Small Goals = Big Results
We are just over a month away from THE day where everyone sets new big shiny goals, and most of them last about 3 weeks. I’ve never been one to jump on the New Year’s resolution train, or even the one word craze for the simple reason that I don’t believe those approaches would work for me. I don’t need to wait for January 1st every year to start something new, to set new goals, or to create new habits. I am actually a horribly impatient person when it comes to that — when I want something, and make up my mind, good luck making me wait. I am constantly making new goals, trying new things, forming new habits, and letting things go to make room for what I deem important, all in the hopes of moving forward. For me, one small step at a time has led to big results.
Often, people ask me how I do it… How on earth do I find the time to blog once a week? How has this full-time-working-mama-of-four been able to blog every single week for the last six months? Well, I’ll tell you what I didn’t do… I didn’t make a goal of blogging every week for 6 months, or a year, or longer. That would’ve been way too daunting and too grand of a goal, for me. But 6 months ago, after George Couros gave me a gentle nudge, I simply committed to publishing a post every single Monday (although I did change my day to Tuesday recently). Here is quite literally how the conversation between us went:
A: *sends a blog link on a Monday
G: You need to write more consistently
A: *thinks (maybe said, I don’t remember) I have way too much on my plate already, it’s not that simple, I have four kids to take care of, activities galore, a full time (and then some) job as a teacher… I can’t blog every single week.
G: Monday is your day now. Publish every Monday.
That’s about it. And ever since that day, on June 3rd, where I sent George my blog link to I Am Not Perfect, I haven’t missed a week. Some weeks were harder than others, but I did it, and am still doing it. I set a small goal, and with baby steps every week, it has become a habit and part of my well-being routine.
Last week in George’s newsletter, he shared,
“What I have focused on a lot as I have grown older is the importance of developing habits over simply setting goals. Every year I would set goals for the new year that I never seemed to stick with for more than a month. But when I started focusing on habits, goals seemed easier to achieve. ”
“Life is a constant balance between giving into the ease of distraction or overcoming the pain of discipline. It is not an exaggeration to say that our lives and our identities are defined in this delicate balance. What is life, if not the sum of a hundred thousand daily battles and tiny decisions to either gut it out or give it up?
This moment when you don’t feel like doing the work? This is not a moment to be thrown away. This is not a dress rehearsal. This moment is your life as much as any other moment. Spend it in a way that will make you proud.”
I’ve also recently seen a handful of posts that talk about blogging more regularly, which is a great example of habits leading to goals. Jennifer Casa-Todd shared many incredible tidbits in her post Commitment, blogging, and getting older and stated that it was her 7th week streak of blogging every Sunday.
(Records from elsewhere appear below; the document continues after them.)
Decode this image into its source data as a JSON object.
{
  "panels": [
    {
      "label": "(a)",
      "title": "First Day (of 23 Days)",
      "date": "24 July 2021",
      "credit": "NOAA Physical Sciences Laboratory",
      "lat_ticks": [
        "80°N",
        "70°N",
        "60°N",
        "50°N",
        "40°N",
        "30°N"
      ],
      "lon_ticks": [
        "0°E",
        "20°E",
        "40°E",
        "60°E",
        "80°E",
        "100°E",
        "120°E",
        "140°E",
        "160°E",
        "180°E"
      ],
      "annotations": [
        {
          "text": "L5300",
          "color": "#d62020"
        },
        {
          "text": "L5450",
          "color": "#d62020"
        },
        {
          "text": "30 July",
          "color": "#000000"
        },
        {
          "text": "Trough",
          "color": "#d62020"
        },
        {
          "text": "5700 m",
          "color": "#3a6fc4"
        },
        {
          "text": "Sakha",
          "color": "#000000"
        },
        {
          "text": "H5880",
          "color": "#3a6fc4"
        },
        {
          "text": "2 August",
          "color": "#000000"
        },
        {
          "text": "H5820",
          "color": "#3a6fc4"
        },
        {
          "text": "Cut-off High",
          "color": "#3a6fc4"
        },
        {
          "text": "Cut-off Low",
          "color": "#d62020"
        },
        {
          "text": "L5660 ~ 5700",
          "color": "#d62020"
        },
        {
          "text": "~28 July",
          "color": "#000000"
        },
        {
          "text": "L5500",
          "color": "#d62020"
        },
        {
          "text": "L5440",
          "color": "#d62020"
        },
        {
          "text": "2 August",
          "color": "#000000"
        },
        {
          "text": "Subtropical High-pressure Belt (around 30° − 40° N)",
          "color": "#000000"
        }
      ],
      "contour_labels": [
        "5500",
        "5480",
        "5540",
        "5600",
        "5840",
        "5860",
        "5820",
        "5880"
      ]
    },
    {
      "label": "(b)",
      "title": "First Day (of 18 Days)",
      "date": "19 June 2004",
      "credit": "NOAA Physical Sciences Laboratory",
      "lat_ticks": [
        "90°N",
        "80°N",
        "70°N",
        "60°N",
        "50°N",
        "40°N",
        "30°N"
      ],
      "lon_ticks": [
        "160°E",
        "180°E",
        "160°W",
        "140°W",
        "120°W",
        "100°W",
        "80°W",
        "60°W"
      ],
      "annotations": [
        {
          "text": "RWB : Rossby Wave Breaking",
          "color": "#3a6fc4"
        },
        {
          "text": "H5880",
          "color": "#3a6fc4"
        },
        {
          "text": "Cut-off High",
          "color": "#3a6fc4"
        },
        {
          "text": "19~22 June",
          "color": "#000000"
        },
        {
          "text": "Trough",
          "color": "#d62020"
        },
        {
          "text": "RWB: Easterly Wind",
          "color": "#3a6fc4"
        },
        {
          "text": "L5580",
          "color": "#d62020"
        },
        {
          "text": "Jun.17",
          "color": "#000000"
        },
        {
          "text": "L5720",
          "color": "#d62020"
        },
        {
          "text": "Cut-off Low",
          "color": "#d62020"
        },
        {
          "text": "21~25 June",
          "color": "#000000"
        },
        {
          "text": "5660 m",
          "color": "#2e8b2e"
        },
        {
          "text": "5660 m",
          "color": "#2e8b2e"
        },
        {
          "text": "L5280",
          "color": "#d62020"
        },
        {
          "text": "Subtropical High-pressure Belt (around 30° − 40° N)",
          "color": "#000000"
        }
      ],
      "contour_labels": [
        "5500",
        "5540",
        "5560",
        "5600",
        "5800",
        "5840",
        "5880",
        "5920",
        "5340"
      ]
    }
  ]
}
I also really appreciated Dave Burgess‘ post Why Am I Writing to You Today? where he shared that he was writing for the simple fact that he had said he would. I nodded my head in agreement when he said,
“I committed to it and once that decision was done, there wasn’t really any choice.”
It’s true, often making the decision to do something is more than half the battle. Once you’ve committed, and I mean really committed, there’s no turning back. I also find great inspiration in being connected with other educators who have made the commitment to themselves to write consistently. I know to expect a blog post from my dear friends Elisabeth Bostwick every Thursday and Katie Martin every Sunday. Having people who keep me accountable has been very helpful for me, too, and although I know that George probably wouldn’t noticed if I forgot to text him my blog link every week, the fact that I know, is enough. Finally, every so often, I get sweet messages from people saying that my blog post has inspired them in some way. That is truly icing on the cake and one simple message can keep me going on those hard days when I feel I have nothing worthy of sharing.
Having said all of that though, this post isn’t about making you more of a consistent blogger, unless that is a goal that interests you. This post is all about making small manageable goals. Goals that you will be able to maintain and turn into habits. Goals that, although seem very small, will end up making a huge different over time.
Another one of my small manageable goals? Run… no only for my physical health, but mostly for my mental health. I don’t want to run a marathon. I don’t even want to run a 5k, although I know I could. Small. Manageable. Goals. And for me, with all that is on my plate, it’s simply to run for only 10 minutes and to not miss two days in a row. I’ve broken that goal more times than I can count… but… guess what? I’ve been running for 15 months straight now, which is much longer than I ever have before.
Whatever you want to do, start small. Trust me, you don’t need to make these huge gigantic goals to move forward (but hey, if that works for you, awesome… it just doesn’t for me). Make a goal, find people who will inspire you to keep you going even on those hard days, make sure you have accountability partners (don’t be afraid to voice that goal!!), and don’t let yourself break the promises you made to yourself.
Why wait until January 1st, 2020? What small goal can you make for yourself today? Get after it!